Occupy Wall Street est affilié à l'organisation révolutionnaire professionnelle OTPOR (CIA)"

Et voici l'article signalé en alerte par "Dgeo Levett" :

Occupy Wall Street est affilié à l’organisation révolutionnaire professionnelle OTPOR (CIA)

Le gars dans la vidéo ci-dessus est Ivan Marovic. Ce nom ne signifie probablement pas grand chose pour vous, parce que je sais qu’il ne signifiait pas grand chose pour moi jusqu’à ce que je fasses quelques recherches supplémentaires. Il s’avère que M. Marovic est le co-fondateur d’Otpor!. Otpor! fut une organisation clé dans les guerres serbes dans les années 1990 et a également eu une influence dans les soulèvements en Egypte. Si l’on en croit le documentaire ci-dessous, alors Otpor! est un groupe de révolutionnaires professionnels.

Voici des informations à propos d’Ivan Marovic trouvées sur Source Watch.org
http://www.sourcewatch.org/index.php?title=Ivan_Marovic
Ivan Marovic, Serbie et Monténégro

« Avec un groupe d’autres leaders étudiants serbes, Marovic a formé le mouvement OTPOR (« résistance ») en 1998. OTPOR a utilisé la protestation populaire et la provocation pacifique pour obtenir un soutien anti-Milosevic dans la période 1999-2000. Bien qu’OTPOR ait commencé par mobiliser les jeunes, elle s’est rapidement élargie en un mouvement de masse avec des membres de tous les secteurs de la société.
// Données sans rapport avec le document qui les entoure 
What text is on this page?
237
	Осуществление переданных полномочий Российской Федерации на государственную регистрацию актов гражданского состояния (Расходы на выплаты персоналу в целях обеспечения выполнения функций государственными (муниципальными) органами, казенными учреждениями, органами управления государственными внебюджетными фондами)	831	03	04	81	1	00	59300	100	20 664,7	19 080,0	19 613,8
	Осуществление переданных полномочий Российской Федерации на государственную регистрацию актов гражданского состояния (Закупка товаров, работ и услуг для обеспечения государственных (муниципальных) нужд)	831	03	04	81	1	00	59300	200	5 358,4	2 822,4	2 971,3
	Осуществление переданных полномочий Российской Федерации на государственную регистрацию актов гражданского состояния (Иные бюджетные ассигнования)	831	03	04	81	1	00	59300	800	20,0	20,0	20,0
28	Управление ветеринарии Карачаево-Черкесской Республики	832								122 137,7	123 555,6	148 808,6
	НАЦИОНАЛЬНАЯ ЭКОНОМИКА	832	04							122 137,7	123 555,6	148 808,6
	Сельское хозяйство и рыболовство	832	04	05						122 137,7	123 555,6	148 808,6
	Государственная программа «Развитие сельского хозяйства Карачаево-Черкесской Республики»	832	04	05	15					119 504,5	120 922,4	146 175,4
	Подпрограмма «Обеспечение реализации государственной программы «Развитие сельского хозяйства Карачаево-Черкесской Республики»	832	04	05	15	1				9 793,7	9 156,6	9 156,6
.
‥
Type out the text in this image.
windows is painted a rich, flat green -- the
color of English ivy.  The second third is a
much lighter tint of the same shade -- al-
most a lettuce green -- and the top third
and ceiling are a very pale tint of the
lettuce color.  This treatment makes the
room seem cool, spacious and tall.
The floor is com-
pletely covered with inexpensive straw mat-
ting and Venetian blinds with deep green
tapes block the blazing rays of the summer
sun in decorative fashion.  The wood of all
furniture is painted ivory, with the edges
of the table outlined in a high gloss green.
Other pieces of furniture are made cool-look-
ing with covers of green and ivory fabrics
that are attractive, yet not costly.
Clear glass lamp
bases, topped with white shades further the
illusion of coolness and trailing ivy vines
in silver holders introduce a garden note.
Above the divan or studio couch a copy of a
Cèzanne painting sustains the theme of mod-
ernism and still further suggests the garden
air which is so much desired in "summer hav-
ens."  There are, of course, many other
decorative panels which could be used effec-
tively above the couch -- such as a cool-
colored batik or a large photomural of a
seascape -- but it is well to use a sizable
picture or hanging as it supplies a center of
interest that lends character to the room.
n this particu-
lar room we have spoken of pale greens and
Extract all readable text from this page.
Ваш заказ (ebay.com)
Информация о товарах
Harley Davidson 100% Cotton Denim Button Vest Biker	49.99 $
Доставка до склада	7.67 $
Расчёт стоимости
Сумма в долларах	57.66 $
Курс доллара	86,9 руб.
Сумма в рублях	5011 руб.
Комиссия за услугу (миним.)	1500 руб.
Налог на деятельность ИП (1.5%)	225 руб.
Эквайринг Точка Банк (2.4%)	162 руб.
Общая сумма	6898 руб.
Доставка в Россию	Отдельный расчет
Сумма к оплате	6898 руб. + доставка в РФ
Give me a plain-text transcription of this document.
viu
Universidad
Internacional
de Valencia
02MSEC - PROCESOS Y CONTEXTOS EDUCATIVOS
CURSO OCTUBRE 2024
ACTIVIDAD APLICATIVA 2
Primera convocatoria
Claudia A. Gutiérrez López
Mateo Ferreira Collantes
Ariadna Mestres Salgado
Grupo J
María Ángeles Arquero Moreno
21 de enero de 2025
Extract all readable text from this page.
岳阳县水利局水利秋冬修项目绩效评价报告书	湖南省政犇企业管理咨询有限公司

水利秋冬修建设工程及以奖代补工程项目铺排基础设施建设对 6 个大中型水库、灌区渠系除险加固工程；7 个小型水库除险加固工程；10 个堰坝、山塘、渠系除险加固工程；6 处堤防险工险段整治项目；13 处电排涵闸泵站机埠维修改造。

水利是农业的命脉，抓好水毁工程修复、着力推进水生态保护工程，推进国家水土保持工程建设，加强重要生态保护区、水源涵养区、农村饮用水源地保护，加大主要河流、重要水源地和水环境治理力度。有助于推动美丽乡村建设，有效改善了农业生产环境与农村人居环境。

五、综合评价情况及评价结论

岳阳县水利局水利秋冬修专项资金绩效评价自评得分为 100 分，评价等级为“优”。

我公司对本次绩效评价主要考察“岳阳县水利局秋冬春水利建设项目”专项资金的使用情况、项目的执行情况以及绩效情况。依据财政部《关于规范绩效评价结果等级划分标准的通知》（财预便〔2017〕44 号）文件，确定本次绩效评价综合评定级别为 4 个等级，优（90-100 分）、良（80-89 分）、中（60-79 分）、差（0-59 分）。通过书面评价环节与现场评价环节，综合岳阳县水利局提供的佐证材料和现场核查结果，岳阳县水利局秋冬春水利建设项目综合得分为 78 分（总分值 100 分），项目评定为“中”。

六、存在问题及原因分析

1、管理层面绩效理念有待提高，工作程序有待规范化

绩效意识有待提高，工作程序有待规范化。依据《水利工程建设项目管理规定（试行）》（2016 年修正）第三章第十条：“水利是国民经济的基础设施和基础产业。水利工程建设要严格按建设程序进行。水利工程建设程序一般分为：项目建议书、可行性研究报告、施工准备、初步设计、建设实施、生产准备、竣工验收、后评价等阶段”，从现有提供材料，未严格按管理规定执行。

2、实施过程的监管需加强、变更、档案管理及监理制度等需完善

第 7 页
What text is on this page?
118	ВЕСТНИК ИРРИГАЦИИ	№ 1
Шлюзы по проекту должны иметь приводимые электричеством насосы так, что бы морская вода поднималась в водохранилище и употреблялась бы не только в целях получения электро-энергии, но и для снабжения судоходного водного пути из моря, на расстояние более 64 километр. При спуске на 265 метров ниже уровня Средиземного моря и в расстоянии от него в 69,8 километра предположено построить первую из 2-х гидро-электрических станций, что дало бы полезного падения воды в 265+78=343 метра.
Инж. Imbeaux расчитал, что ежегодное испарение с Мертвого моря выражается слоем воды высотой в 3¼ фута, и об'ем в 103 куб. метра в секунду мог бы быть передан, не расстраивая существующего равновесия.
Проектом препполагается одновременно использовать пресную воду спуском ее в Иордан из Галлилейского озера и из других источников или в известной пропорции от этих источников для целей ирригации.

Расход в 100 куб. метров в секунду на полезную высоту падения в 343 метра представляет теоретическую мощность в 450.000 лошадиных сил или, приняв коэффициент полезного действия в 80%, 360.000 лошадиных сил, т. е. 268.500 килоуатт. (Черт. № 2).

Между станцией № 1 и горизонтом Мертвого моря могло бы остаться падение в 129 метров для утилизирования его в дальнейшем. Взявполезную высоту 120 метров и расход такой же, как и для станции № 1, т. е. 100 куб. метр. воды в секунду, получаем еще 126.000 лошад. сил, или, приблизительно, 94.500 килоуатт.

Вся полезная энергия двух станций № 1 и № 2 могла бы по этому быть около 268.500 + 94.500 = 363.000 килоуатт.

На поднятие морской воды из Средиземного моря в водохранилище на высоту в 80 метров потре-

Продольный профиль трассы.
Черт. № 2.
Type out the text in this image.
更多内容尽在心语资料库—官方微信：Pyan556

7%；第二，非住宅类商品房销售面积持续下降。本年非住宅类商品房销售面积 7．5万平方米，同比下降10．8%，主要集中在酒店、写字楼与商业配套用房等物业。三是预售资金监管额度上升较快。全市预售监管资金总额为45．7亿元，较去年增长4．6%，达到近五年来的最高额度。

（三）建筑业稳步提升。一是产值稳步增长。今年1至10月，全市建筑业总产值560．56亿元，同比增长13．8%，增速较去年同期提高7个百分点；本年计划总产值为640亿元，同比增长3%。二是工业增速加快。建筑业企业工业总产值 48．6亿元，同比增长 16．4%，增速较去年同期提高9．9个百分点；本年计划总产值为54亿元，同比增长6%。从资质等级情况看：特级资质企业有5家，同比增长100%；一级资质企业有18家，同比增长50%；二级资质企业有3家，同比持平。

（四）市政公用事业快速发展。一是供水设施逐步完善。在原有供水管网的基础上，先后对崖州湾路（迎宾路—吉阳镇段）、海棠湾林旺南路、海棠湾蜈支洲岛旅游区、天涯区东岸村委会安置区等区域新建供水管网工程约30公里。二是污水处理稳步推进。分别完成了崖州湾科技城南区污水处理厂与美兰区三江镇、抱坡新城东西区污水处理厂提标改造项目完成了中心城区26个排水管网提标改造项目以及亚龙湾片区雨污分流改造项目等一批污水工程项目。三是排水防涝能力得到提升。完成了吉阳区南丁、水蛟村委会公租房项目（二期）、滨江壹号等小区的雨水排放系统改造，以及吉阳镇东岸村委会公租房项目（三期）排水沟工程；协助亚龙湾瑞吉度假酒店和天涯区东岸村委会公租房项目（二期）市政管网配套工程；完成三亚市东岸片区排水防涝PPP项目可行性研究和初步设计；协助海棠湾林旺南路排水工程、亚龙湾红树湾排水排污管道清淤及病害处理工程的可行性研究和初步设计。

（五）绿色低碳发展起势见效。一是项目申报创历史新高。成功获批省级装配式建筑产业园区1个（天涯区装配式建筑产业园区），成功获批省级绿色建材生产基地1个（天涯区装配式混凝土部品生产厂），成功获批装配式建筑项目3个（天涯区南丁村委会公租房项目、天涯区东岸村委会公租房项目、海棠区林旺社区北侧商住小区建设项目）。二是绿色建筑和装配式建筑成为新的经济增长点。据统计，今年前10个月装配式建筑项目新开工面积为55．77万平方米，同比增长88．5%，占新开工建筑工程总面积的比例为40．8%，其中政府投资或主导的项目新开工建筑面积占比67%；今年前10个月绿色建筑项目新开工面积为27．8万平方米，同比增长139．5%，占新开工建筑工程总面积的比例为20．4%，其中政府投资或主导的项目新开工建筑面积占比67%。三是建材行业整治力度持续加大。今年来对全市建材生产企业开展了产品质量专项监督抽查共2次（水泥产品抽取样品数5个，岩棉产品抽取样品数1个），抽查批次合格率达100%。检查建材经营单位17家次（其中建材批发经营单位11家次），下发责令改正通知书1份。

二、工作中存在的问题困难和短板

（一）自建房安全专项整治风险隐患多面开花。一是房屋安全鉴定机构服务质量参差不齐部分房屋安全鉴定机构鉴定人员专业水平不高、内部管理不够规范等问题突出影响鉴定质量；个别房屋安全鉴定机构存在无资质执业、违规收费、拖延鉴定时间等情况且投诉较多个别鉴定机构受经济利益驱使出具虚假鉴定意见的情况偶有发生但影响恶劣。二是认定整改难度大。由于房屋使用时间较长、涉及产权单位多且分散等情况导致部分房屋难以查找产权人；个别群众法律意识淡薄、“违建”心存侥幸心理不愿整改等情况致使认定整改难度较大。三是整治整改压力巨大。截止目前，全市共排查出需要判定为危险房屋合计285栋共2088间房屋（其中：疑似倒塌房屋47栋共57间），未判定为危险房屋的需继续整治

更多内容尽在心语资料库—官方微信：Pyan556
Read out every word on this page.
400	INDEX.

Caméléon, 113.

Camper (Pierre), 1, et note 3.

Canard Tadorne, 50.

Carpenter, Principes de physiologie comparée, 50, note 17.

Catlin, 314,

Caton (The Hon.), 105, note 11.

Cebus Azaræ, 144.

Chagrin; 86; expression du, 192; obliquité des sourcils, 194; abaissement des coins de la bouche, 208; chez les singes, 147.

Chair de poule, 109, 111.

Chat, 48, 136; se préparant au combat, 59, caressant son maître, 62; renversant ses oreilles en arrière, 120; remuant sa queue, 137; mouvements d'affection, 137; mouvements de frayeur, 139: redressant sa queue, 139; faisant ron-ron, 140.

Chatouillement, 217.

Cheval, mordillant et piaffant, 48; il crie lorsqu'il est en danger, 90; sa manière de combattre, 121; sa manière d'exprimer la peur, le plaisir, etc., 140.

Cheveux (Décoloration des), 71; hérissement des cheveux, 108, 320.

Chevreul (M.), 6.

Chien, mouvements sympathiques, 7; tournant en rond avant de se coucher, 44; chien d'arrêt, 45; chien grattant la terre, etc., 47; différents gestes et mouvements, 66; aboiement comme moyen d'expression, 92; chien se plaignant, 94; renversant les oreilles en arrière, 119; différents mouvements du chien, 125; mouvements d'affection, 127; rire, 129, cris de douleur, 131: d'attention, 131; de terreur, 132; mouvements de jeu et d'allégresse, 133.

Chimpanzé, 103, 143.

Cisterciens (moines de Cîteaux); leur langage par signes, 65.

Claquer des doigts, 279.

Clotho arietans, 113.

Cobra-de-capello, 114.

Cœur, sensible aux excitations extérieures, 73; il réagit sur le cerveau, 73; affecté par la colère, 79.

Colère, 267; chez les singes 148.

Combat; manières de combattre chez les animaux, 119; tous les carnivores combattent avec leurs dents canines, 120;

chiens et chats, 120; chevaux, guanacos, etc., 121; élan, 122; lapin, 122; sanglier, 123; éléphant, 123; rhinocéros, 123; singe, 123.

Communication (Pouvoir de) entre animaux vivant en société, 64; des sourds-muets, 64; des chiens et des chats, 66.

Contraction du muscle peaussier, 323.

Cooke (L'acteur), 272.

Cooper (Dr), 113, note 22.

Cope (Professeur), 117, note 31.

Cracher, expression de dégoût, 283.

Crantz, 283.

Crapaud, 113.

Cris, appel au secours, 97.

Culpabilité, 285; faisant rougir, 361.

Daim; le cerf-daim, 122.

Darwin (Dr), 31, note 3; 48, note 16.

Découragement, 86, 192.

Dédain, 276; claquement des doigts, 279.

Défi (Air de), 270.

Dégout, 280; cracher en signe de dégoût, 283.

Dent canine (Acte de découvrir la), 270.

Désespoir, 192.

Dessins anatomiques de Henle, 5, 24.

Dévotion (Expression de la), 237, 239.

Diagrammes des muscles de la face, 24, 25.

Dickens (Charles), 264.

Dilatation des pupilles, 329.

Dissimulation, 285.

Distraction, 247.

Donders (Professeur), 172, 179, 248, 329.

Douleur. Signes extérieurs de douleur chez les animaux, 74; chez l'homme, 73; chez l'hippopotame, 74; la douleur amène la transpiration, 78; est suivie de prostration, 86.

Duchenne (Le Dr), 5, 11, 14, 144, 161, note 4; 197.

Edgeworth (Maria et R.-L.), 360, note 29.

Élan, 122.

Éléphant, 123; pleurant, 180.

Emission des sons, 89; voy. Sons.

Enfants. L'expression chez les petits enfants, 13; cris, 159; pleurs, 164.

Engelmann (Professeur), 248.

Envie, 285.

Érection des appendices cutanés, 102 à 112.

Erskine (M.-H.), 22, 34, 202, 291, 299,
Comme l’un des leaders les plus visibles d’OTPOR, Marovic représentait le mieux la jeunesse commune de Serbie et organisait des rassemblements et des marches durant la période qui a précédé l’élection de Septembre 2000 qui a renversé le régime de Milosevic. Après 2000, OTPOR s’est concentrée sur le renforcement de la société démocratique en Serbie et l’opposition à la corruption. OTPOR est devenu un modèle pour les mouvements de résistance dans d’autres pays, y compris la Géorgie, l’Ukraine, le Bélarussie et l’Albanie. »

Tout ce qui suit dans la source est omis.